Church planting on one meal per day
As narrated by Bishop Elijah Arok

I have just come from the ICM School in Kitale where I undertake part time training in Bible studies. I am going on to Southern Sudan via Kakuma where we will be graduating 12 students of Church Based Bible School (CBBS) on the 9th of April. We plan to travel on to Lokichogio on that same evening where we will board a plane, God willing, to Panyagor on the following morning.

CBBS is a bit similar to ISOM but this one concentrates on leadership training among pastors unlike ISOM that deals with mission training. CBBS is a branch of ISOM. This is the first class which picked up in February 2005.

The purpose of going to Panyagor is two fold. The first is to establish a church there and then move on to Wangkulei and Wernyol in Upper Nile Region where we will also plant churches. I will be taking James Aguer Garang and John Khong De Duot with me. The two are from the Church Planting School. We had a house church there some time ago but that sort of went underground because of opposition. This time we are going to come out from the house churches to more established churches even under a different structure.

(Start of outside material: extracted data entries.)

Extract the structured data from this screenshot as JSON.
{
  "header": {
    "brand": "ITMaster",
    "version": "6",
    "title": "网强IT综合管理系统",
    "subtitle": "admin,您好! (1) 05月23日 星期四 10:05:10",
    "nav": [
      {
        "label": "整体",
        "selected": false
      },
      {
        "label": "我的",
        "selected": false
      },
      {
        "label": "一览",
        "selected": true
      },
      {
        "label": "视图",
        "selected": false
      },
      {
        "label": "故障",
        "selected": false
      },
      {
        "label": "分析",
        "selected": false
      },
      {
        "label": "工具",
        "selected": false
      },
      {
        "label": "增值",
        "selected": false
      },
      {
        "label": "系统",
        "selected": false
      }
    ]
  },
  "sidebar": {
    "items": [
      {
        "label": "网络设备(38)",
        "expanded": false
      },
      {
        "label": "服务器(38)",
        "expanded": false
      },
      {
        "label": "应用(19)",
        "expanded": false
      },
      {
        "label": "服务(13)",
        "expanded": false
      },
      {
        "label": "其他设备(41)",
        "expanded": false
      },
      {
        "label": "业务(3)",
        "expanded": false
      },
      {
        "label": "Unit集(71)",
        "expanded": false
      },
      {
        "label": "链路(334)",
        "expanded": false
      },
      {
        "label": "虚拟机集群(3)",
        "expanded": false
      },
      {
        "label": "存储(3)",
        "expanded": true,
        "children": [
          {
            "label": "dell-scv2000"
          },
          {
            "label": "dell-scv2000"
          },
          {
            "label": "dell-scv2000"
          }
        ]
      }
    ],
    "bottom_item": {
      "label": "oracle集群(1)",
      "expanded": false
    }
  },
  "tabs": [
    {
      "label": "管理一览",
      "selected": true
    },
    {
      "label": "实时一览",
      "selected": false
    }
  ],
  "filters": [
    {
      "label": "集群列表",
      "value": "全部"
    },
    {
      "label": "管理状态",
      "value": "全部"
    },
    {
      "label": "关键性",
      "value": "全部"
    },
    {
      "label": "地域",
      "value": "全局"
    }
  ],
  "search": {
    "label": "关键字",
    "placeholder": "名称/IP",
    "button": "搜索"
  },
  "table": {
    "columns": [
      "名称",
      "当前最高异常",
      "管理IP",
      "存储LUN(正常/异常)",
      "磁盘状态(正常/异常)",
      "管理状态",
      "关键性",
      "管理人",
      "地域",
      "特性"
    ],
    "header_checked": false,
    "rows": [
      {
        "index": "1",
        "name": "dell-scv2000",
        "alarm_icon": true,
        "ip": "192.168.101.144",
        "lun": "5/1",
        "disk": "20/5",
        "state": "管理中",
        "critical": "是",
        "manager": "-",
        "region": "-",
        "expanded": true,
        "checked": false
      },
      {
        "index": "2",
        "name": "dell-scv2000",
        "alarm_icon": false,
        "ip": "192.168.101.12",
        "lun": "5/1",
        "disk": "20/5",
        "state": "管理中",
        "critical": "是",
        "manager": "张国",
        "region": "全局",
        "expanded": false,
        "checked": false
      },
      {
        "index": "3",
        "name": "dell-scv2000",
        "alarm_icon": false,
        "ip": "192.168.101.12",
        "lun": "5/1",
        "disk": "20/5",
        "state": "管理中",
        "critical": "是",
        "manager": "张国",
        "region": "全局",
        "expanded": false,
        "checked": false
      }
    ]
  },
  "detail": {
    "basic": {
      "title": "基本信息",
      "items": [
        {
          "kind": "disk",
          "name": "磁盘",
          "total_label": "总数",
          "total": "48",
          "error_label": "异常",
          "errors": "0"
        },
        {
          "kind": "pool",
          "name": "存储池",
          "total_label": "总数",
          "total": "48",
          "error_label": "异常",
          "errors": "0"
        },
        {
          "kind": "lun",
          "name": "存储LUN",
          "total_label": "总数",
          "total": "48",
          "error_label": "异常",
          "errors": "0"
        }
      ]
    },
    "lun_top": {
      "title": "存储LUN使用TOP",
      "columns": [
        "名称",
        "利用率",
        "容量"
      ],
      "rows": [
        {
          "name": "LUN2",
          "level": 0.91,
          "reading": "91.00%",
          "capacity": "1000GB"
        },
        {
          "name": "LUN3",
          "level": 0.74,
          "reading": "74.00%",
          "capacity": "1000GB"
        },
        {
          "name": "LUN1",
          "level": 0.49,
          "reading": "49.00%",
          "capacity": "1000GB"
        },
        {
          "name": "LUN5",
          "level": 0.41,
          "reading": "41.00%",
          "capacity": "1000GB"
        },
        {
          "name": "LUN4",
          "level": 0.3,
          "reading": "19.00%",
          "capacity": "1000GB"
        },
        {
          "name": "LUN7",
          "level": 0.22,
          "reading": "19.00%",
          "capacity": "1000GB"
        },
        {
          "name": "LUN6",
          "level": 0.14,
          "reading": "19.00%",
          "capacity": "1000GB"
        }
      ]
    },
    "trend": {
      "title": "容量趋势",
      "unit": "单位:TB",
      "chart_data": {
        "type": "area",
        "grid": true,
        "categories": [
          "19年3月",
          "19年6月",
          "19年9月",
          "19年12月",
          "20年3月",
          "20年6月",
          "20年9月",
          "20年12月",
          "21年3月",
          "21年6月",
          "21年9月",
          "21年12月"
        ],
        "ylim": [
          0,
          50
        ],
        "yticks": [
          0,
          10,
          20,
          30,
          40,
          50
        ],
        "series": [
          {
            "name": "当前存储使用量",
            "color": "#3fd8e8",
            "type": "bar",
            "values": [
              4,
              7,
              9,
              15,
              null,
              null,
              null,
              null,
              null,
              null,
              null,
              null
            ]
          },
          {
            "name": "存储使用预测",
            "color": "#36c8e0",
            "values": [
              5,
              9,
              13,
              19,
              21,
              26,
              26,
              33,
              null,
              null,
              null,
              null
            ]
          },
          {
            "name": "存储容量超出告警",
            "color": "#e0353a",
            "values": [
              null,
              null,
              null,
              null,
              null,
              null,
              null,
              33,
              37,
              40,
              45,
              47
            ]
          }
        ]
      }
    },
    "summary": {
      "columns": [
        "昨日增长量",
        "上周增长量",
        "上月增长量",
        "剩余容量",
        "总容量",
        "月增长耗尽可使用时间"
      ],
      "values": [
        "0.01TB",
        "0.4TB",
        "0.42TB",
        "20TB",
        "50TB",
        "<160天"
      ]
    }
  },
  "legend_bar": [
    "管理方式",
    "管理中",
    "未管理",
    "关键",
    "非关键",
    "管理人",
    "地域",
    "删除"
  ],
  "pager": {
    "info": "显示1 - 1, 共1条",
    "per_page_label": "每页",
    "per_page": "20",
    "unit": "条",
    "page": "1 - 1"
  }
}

Fortunately or unfortunately, we can only establish temporal structures that are grass thatched since this are the only materials available. Getting a piece of land on which to put up a structure is not a problem but getting the materials is an extremely stretching experience, especially for someone who has been living in Kenya for quite a long time. The materials are available some three hours away from the location we have established. So that amounts to six hours walk to and fro to get materials. The situation is made worse because there is no sufficient food. The residents of the place survive on fish and animals because there has not been much of farming activities since the war. It is common for someone to survive on one meal per day. If you take a meal at two o’clock for example, you don’t get another one until the following day at about the same time. Eating more than one meal is considered a luxury. This situation is a challenge in the putting up of church structures because then you are expected to pay them in one way or another. Usually it is by slaughtering a bull or three to four goats. Otherwise we could pay them some amount of money in respect to the amount of materials they have gathered. One bundle of grass is equivalent to one hundred Kenya shillings. Kshs1000 is equivalent to 30,000 Sudanese money.

Other challenges that we expect are those of re-adjusting to a situation of little or no food. That becomes a big temptation when one is considering whether to such a place or not. We also have to adjust to trekking the long distances and doing what the rest of the people are doing. The only nearby market is expensive. They bring the food from Lokichogio and sell it at unaffordable rates.

We plan to train some pastors there and have them carry on the work that we establish there.

Muslims converted

After the ACMI celebrations on 28th –29th Jan 2006, Elijah Arok immediately left for a mission to Juba, Sudan, where Bruce Ministries International, Canada, invited him and a group of other brethrens to hold conferences and crusades for three weeks.

Two and a half weeks later, Elijah is back with a testimony of lives that came to Christ, and Muslims who were converted to Christian faith, “the people in the region said they were tired of being under the Islamic rule”, he reports.

During his mission, he also met with Justin and Robert, brethrens who had studied discipleship in Kakuma and they were willing to visit Kenya for orientations, then go to Sudan and plant churches.

Elijah plans to head to International Christian Ministries, school of Missions in Eldoret, after visiting his family in the same town.